Figure 6.. Deletion Analysis of ELF1e DIVAC Element

(A) Hi-C and DIVAC-trap HTISA data for the ELF1 locus, presented as in Figure 3. Red arrow, location of ELF1e element. (B) GFP fluorescence loss (3 weeks of culture) in Ramos clones infected with GFP7 containing no-DIVAC, ELF1e, or truncation mutants of ELF1e. Data are presented as in Figure 5A. Data points outside of the y axis range are in parentheses. (C) Diagram of entire ELF1e element with tracks for NIPBL, H3K27Ac, H3K4me1, H3K4me3, and GRO-seq. Locations of binding motifs for transcription factors (Z, ZEB1; P, PU.1; M, MEF2; E, E2A; B, BCL6; Y, YY1) are marked. The region of ELF1e retained in the mutants in (B) or deleted from the mutants in (D) is indicated with color-coded bars. (D) Analysis as in (B), but using GFP7 vectors in which small regions were deleted from full-length ELF1e. Deleted regions 1–3 are indicated in (C). Data points outside the y axis range are in parentheses.

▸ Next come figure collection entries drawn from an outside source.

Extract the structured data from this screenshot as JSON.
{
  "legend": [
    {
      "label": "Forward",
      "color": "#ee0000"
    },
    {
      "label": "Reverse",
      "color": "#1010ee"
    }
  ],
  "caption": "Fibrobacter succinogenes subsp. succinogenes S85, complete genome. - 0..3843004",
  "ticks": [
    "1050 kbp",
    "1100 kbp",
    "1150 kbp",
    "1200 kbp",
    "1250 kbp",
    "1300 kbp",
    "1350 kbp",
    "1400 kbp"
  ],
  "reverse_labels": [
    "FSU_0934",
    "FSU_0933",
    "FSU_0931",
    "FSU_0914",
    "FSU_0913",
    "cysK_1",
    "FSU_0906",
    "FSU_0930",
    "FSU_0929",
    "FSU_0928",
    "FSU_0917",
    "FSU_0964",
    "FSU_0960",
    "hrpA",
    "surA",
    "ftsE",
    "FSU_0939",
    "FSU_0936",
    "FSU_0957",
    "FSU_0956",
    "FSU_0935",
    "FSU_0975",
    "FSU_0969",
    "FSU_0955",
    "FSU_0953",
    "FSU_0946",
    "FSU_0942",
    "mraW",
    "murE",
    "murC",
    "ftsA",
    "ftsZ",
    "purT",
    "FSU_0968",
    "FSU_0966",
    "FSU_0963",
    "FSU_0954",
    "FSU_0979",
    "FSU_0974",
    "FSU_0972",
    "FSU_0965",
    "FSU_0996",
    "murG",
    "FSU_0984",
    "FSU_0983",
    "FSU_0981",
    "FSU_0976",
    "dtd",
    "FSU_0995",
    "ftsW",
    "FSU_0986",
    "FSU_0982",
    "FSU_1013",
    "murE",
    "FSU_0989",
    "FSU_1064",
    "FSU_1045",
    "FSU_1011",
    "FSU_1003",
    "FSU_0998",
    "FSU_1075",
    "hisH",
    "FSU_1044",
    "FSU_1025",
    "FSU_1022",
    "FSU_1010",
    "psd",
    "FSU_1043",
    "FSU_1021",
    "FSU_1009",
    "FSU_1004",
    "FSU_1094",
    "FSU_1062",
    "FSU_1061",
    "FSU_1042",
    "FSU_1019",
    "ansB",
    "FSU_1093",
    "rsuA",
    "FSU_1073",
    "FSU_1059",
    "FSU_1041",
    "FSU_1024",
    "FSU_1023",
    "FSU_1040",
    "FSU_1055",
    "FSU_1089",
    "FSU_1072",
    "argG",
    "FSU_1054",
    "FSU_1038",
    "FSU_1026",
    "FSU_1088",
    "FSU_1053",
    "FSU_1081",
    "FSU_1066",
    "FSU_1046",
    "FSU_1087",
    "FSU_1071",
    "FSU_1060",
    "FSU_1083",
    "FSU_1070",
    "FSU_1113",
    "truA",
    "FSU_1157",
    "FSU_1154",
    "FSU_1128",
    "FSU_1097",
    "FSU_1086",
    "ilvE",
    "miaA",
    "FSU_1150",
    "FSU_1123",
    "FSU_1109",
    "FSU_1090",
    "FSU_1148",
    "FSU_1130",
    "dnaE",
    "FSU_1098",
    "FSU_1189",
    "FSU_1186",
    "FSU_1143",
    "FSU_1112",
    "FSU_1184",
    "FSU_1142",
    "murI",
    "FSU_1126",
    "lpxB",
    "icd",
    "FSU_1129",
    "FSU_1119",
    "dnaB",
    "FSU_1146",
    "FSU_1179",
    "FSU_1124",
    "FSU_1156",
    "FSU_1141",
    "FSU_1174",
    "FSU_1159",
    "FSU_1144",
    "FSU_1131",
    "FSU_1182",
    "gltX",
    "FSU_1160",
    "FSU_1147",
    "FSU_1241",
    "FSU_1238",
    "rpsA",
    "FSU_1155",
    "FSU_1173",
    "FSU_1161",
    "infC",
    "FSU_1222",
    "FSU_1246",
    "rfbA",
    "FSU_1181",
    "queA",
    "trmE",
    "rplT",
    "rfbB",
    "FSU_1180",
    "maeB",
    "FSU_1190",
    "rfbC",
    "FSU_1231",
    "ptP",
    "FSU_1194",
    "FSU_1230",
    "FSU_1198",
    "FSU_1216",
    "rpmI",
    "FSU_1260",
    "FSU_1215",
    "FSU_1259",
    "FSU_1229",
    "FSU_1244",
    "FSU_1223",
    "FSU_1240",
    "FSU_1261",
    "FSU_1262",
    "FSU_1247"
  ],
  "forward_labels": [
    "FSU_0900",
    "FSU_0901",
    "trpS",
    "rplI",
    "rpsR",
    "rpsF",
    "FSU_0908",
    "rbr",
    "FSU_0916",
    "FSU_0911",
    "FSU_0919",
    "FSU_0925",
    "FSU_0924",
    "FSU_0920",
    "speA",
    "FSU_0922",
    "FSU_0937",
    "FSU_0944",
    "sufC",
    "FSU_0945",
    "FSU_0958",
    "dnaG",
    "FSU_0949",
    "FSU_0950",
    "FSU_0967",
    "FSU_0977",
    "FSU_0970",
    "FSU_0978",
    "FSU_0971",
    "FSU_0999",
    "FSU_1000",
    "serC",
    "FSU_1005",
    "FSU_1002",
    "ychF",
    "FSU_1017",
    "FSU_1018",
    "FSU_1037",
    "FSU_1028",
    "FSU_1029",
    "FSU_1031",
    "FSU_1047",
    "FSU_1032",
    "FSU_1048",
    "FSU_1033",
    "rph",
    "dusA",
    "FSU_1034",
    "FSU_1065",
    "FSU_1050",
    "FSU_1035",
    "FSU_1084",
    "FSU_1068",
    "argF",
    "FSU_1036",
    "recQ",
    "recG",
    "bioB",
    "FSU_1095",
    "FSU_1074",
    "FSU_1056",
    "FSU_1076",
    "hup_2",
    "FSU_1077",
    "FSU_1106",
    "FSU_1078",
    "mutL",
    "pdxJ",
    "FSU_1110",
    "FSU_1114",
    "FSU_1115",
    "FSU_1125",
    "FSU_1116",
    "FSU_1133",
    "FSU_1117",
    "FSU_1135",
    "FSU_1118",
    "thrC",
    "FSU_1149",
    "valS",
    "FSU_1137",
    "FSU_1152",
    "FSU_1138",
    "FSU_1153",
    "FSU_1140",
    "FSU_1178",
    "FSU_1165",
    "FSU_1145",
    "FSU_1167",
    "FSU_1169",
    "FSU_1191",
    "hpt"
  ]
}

Figure 7.. DIVAC Insertion Transforms a Cold TAD into a SHM-Susceptible Genomic Region

(A) DIVAC-trap HTISA data before and after superDIVAC insertion into chromosome 22. Coverage (read numbers in the total cell population) was higher in the chromosome 22 superDIVAC insertion experiment than in the experiment with unmodified Ramos. Data presented as in Figure 3. Red arrow, location of superDIVAC insertion. (B) SHM susceptibility (ratio between GFP⁻ and Total sequence read numbers) data for modified TADs and their flanking TADs in unmodified Ramos (no-DIVAC) and Ramos with superDIVAC insertion in chromosome 22 (SD in chromosome 22 TAD) and chromosome 11 (SD in chromosome 11 TAD). (C) Model for SHM susceptibility. We propose that SHM susceptibility arises in TADs that bind NIPBL strongly (green peaks) and contain one or more enhancers with DIVAC activity (purple oval) that bind transcription factors (yellow shapes) resembling those bound by Ig enhancers and interact with promoters (arrow) efficiently due to NIPBL-mediated recruitment of cohesin (red rings) and loop extrusion and/or through other mechanisms, such as phase separation, that could facilitate intra-TAD interactions. It is not known how DIVAC elements increase SHM, although one possibility raised by our findings is an increase in paused/arrested RNA Pol II, creating a favorable single-stranded DNA substrate for AID. Potential loop extrusion-independent roles for cohesin and cohesin-independent roles for NIPBL are not depicted. Arrowheads, convergently oriented CTCF binding sites.